RapidMiner enables building multiple predictive models and weighing the unique, pipeline-related trade-offs of each.

The company has a large volume of data available for use in building predictive models. Data about the pipeline itself is the starting point – the specific design, the diameter of pipes, pipe wall thickness, the metallurgy of the pipes, how exactly they were welded, and much more. Geo-spatial data is also important, as it describes the areas the pipeline networks run through, including buildings, houses, roads, waterways, etc. This not only impacts the likelihood of failure, but also the damage that might be done should an incident occur. Data on the performance of the pipeline rounds out the set, covering leak surveys, pressure upsets, measures of water introduction into pipelines (which causes corrosion), and corrosion surveys. This data also includes the history of pipeline failures, which serves as the independent variable when building models.

But the data is not always ready for use in building models. In some cases, the company collects data to satisfy regulatory requirements – but the regulations don’t ask the company to do much with it. So, the consultants made heavy use of RapidMiner’s data prep functions to get the data in shape for modeling.

Once the data has been prepped, RapidMiner puts over a hundred different modelling approaches at users’ fingertips. They can quickly build multiple models and compare results and predictive power. The consultants make heavy use of RapidMiner’s confusion matrices to provide transparency into the performance of the different models, which is important given the unique nature of the work they’re doing. When trying to predict potentially catastrophic gas leaks, the company needs to understand and make very deliberate choices when weighing the trade-offs between false positives, which might result in digging a hole to find a leak that isn’t there (costly, but not a big deal), and predictive misses which could result in not anticipating and fixing a leak (which could be very dangerous).

The Results

RapidMiner helped pinpoint the right repairs to make, proactively.

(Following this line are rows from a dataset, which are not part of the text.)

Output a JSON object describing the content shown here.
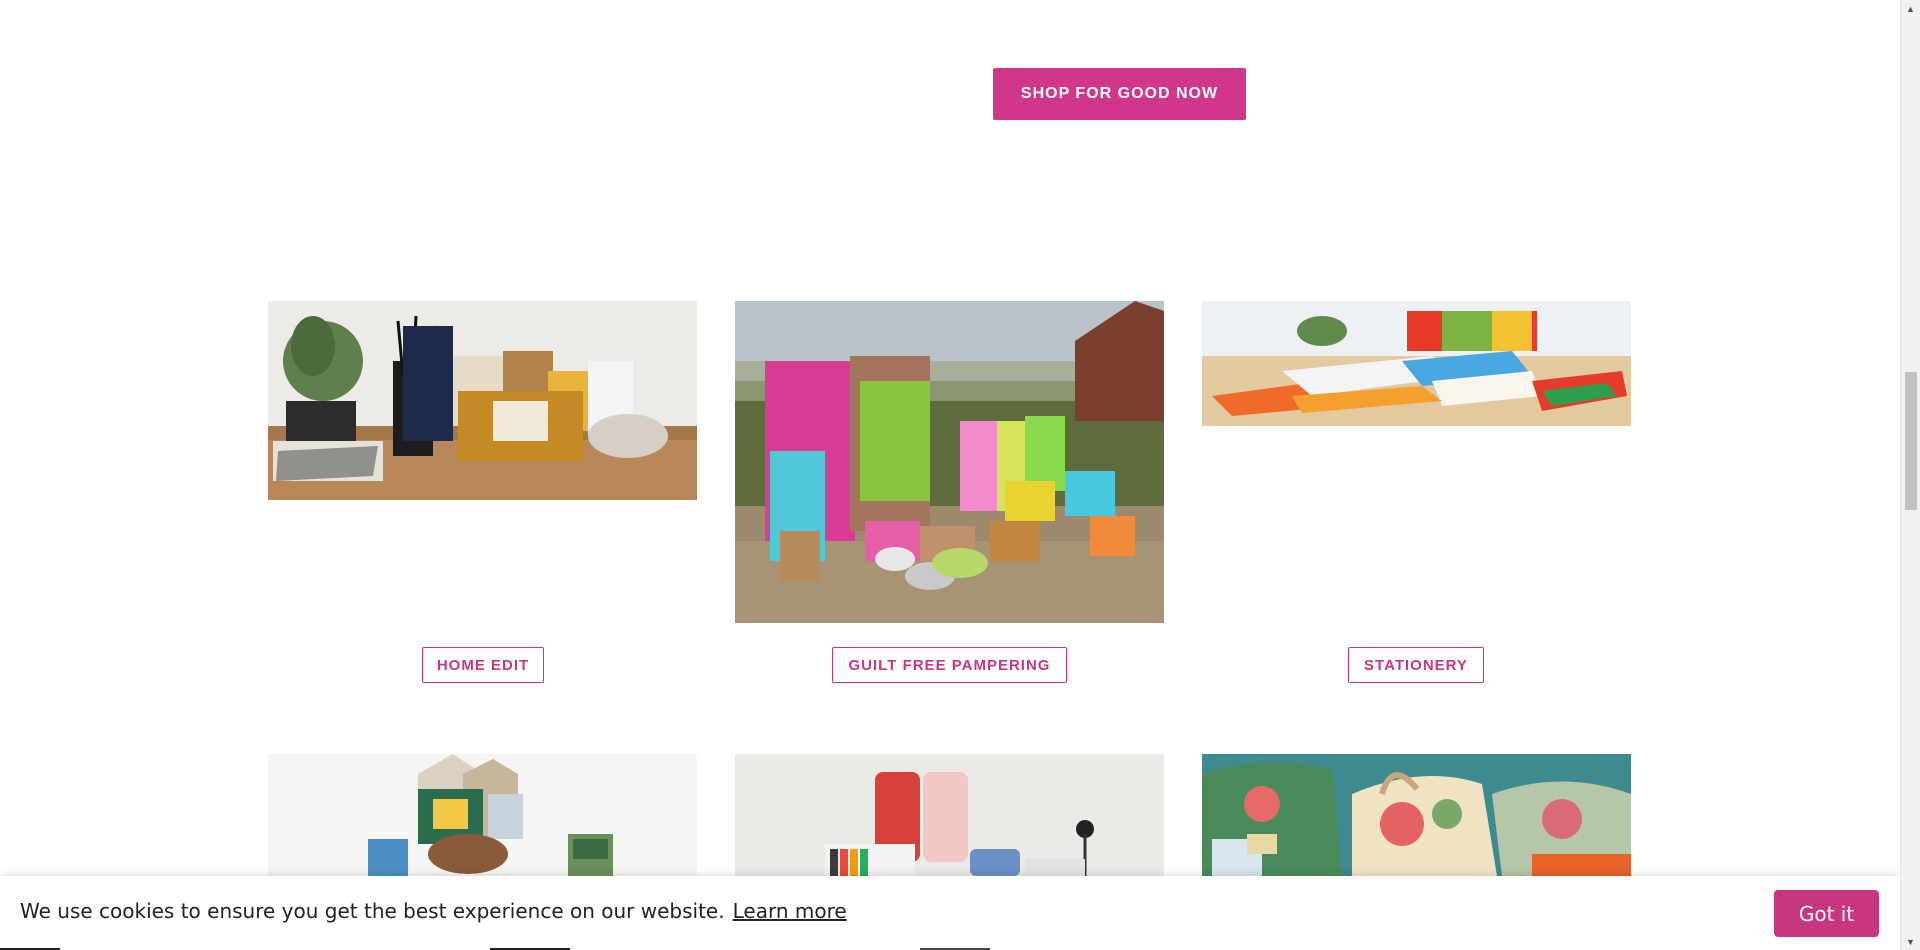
{
  "hero": {
    "cta_label": "SHOP FOR GOOD NOW"
  },
  "collections": [
    {
      "label": "HOME EDIT"
    },
    {
      "label": "GUILT FREE PAMPERING"
    },
    {
      "label": "STATIONERY"
    }
  ],
  "cookie": {
    "message": "We use cookies to ensure you get the best experience on our website.",
    "learn_more": "Learn more",
    "accept": "Got it"
  },
  "colors": {
    "brand_pink": "#d0368a",
    "button_outline": "#c8367f"
  },
  "icons": {
    "scroll_up": "triangle-up",
    "scroll_down": "triangle-down"
  }
}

The impact of the consultants’ work using RapidMiner on the company’s asset integrity management is substantial. Better identifying the sections of the pipeline needing repair increases the chance of fixing leaks before they happen. This reduces the risk of significant property damage and, most importantly, loss of life.

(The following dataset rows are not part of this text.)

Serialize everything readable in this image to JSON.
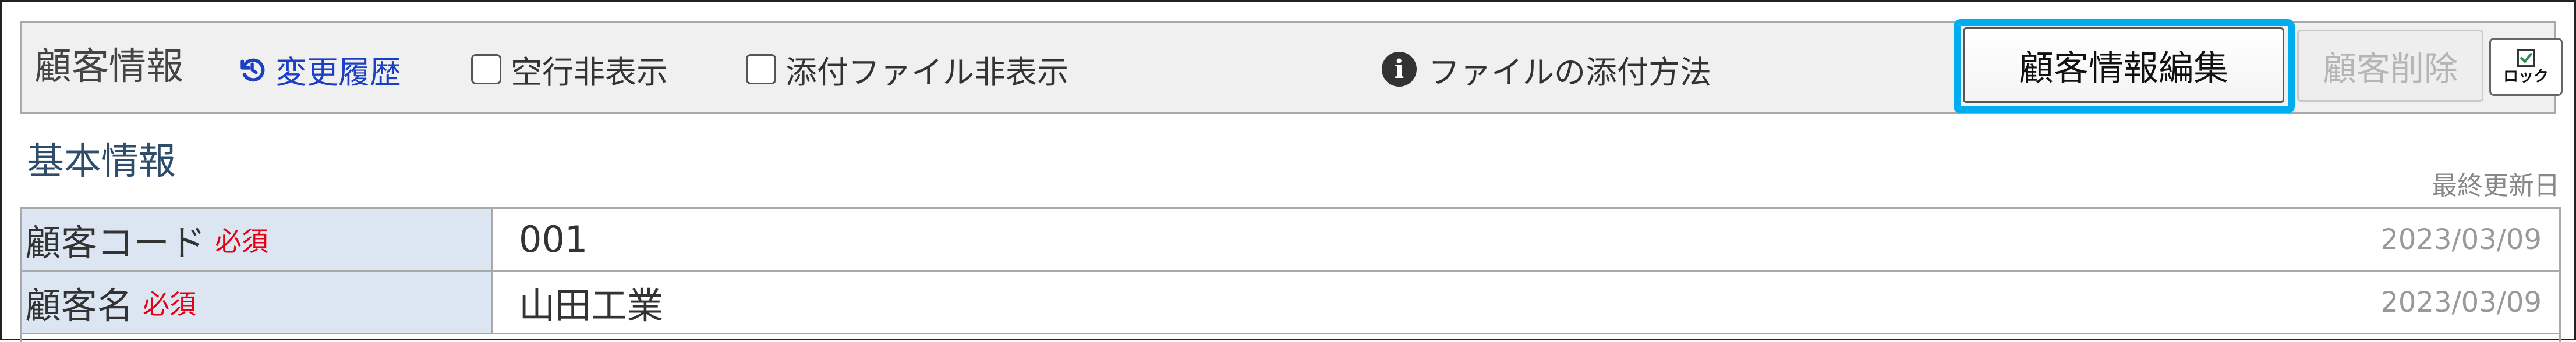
{
  "toolbar": {
    "title": "顧客情報",
    "history_link": "変更履歴",
    "hide_empty_rows": {
      "label": "空行非表示",
      "checked": false
    },
    "hide_attachments": {
      "label": "添付ファイル非表示",
      "checked": false
    },
    "attach_help": "ファイルの添付方法",
    "edit_button": "顧客情報編集",
    "delete_button": "顧客削除",
    "lock_button": "ロック",
    "icons": {
      "history": "history-icon",
      "info": "info-icon",
      "lock": "lock-checkbox-icon"
    }
  },
  "section": {
    "title": "基本情報",
    "updated_header": "最終更新日"
  },
  "fields": [
    {
      "label": "顧客コード",
      "required": "必須",
      "value": "001",
      "updated": "2023/03/09"
    },
    {
      "label": "顧客名",
      "required": "必須",
      "value": "山田工業",
      "updated": "2023/03/09"
    }
  ],
  "colors": {
    "accent_highlight": "#00aeef",
    "link": "#1b3fc6",
    "required": "#e60012",
    "label_bg": "#dce6f2"
  }
}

But the impact of data science goes beyond these top-line concerns. It also helps the company with more day-to-day issues, such as optimizing the allocation of repair budget to the parts of the pipeline that need it most. This allows the company’s asset integrity management department to have a bigger impact without needing additional resources.

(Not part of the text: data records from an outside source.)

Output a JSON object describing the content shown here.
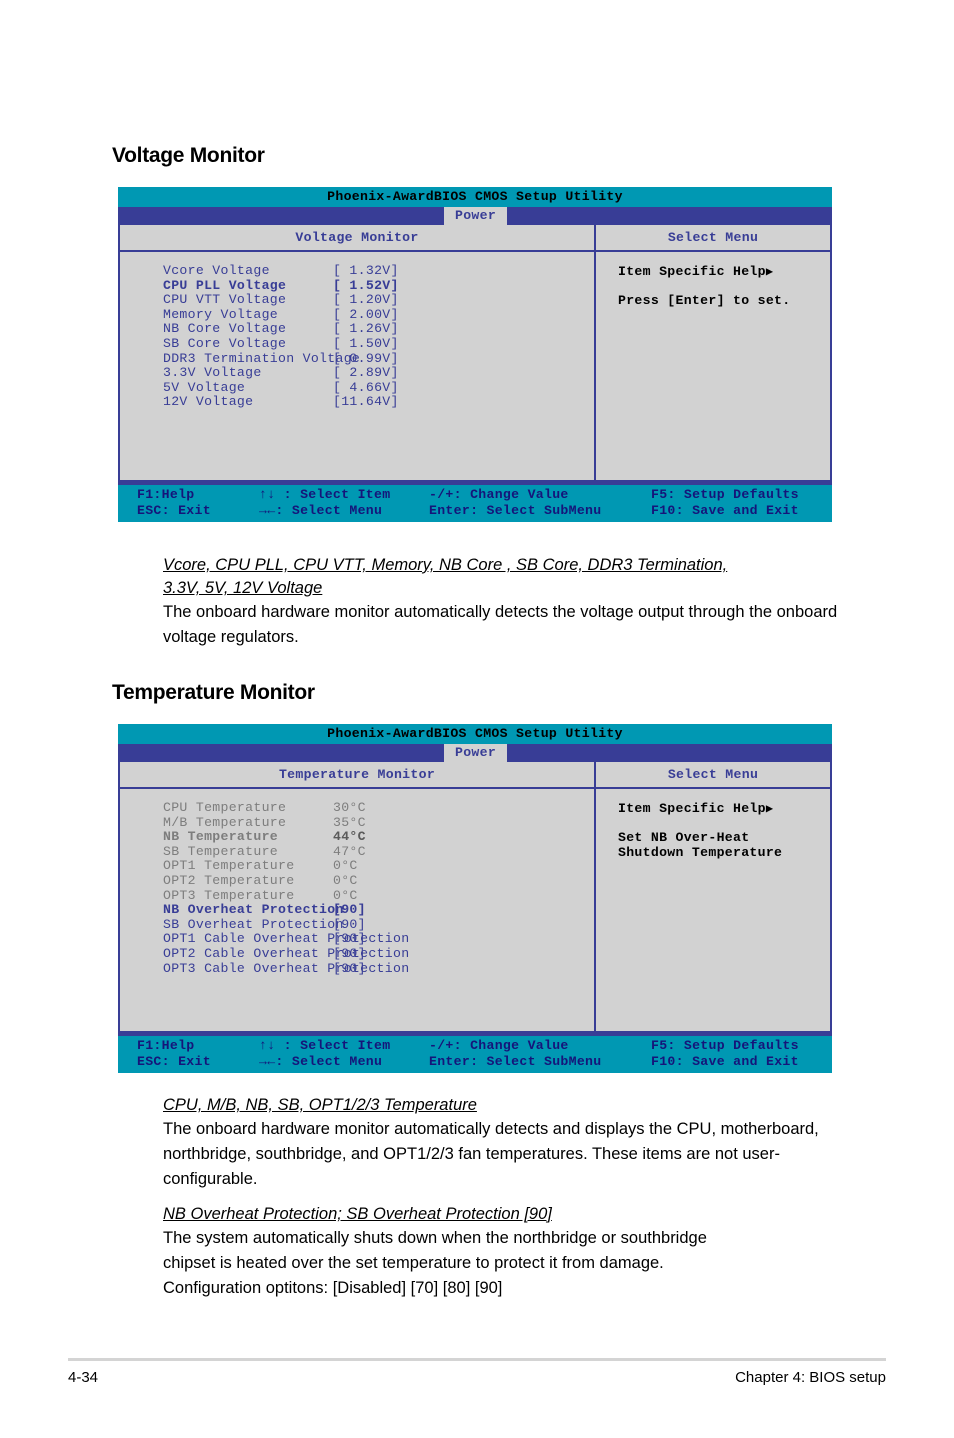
{
  "sections": {
    "voltage": {
      "heading": "Voltage Monitor",
      "bios": {
        "title": "Phoenix-AwardBIOS CMOS Setup Utility",
        "menu_tab": "Power",
        "panel_header": "Voltage Monitor",
        "side_header": "Select Menu",
        "help_title": "Item Specific Help",
        "help_lines": [
          "Press [Enter] to set."
        ],
        "rows": [
          {
            "label": "Vcore Voltage",
            "value": "[ 1.32V]",
            "selected": false
          },
          {
            "label": "CPU PLL Voltage",
            "value": "[ 1.52V]",
            "selected": true
          },
          {
            "label": "CPU VTT Voltage",
            "value": "[ 1.20V]",
            "selected": false
          },
          {
            "label": "Memory Voltage",
            "value": "[ 2.00V]",
            "selected": false
          },
          {
            "label": "NB Core Voltage",
            "value": "[ 1.26V]",
            "selected": false
          },
          {
            "label": "SB Core Voltage",
            "value": "[ 1.50V]",
            "selected": false
          },
          {
            "label": "DDR3 Termination Voltage",
            "value": "[ 0.99V]",
            "selected": false
          },
          {
            "label": "3.3V Voltage",
            "value": "[ 2.89V]",
            "selected": false
          },
          {
            "label": "5V Voltage",
            "value": "[ 4.66V]",
            "selected": false
          },
          {
            "label": "12V Voltage",
            "value": "[11.64V]",
            "selected": false
          }
        ]
      },
      "description": {
        "sub_heading_line1": "Vcore, CPU PLL, CPU VTT, Memory, NB Core , SB Core, DDR3 Termination,",
        "sub_heading_line2": "3.3V, 5V, 12V Voltage",
        "paragraph": "The onboard hardware monitor automatically detects the voltage output through the onboard voltage regulators."
      }
    },
    "temperature": {
      "heading": "Temperature Monitor",
      "bios": {
        "title": "Phoenix-AwardBIOS CMOS Setup Utility",
        "menu_tab": "Power",
        "panel_header": "Temperature Monitor",
        "side_header": "Select Menu",
        "help_title": "Item Specific Help",
        "help_lines": [
          "Set NB Over-Heat",
          "Shutdown Temperature"
        ],
        "rows": [
          {
            "label": "CPU Temperature",
            "value": "30°C",
            "dim": true,
            "selected": false
          },
          {
            "label": "M/B Temperature",
            "value": "35°C",
            "dim": true,
            "selected": false
          },
          {
            "label": "NB Temperature",
            "value": "44°C",
            "dim": true,
            "selected": true
          },
          {
            "label": "SB Temperature",
            "value": "47°C",
            "dim": true,
            "selected": false
          },
          {
            "label": "OPT1 Temperature",
            "value": "0°C",
            "dim": true,
            "selected": false
          },
          {
            "label": "OPT2 Temperature",
            "value": "0°C",
            "dim": true,
            "selected": false
          },
          {
            "label": "OPT3 Temperature",
            "value": "0°C",
            "dim": true,
            "selected": false
          },
          {
            "label": "NB Overheat Protection",
            "value": "[90]",
            "dim": false,
            "selected": true
          },
          {
            "label": "SB Overheat Protection",
            "value": "[90]",
            "dim": false,
            "selected": false
          },
          {
            "label": "OPT1 Cable Overheat Protection",
            "value": "[90]",
            "dim": false,
            "selected": false
          },
          {
            "label": "OPT2 Cable Overheat Protection",
            "value": "[90]",
            "dim": false,
            "selected": false
          },
          {
            "label": "OPT3 Cable Overheat Protection",
            "value": "[90]",
            "dim": false,
            "selected": false
          }
        ]
      },
      "description_temps": {
        "sub_heading": "CPU, M/B, NB, SB, OPT1/2/3 Temperature",
        "paragraph": "The onboard hardware monitor automatically detects and displays the CPU, motherboard, northbridge, southbridge, and OPT1/2/3 fan temperatures. These items are not user-configurable."
      },
      "description_overheat": {
        "sub_heading": "NB Overheat Protection; SB Overheat Protection [90]",
        "paragraph_line1": "The system automatically shuts down when the northbridge or southbridge",
        "paragraph_line2": "chipset is heated over the set temperature to protect it from damage.",
        "paragraph_line3": "Configuration optitons: [Disabled] [70] [80] [90]"
      }
    }
  },
  "keybar": {
    "row1": {
      "help": "F1:Help",
      "select_item": "↑↓ : Select Item",
      "change_value": "-/+: Change Value",
      "setup_defaults": "F5: Setup Defaults"
    },
    "row2": {
      "exit": "ESC: Exit",
      "select_menu": "→←: Select Menu",
      "select_submenu": "Enter: Select SubMenu",
      "save_exit": "F10: Save and Exit"
    }
  },
  "page_footer": {
    "page_number": "4-34",
    "chapter": "Chapter 4: BIOS setup"
  },
  "colors": {
    "titlebar": "#0098b3",
    "menubar": "#383d96",
    "panel_bg": "#d2d2d2",
    "text_navy": "#383d96",
    "text_dim": "#7d7d7d",
    "keybar_text": "#15157a"
  }
}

Looking beyond just regulatory compliance to assessing monetized risk in the pipeline, and applying data science to that need, means more efficient repair operations, more leaks prevented and fixed, a better bottom line, and less risk of catastrophic damage. It’s a win on every front. Every company with a network of any kind – other kinds of fuel pipelines, power grids, telecommunications networks, even roads and bridges – should take note, as they could use data science in the same way with similar benefits.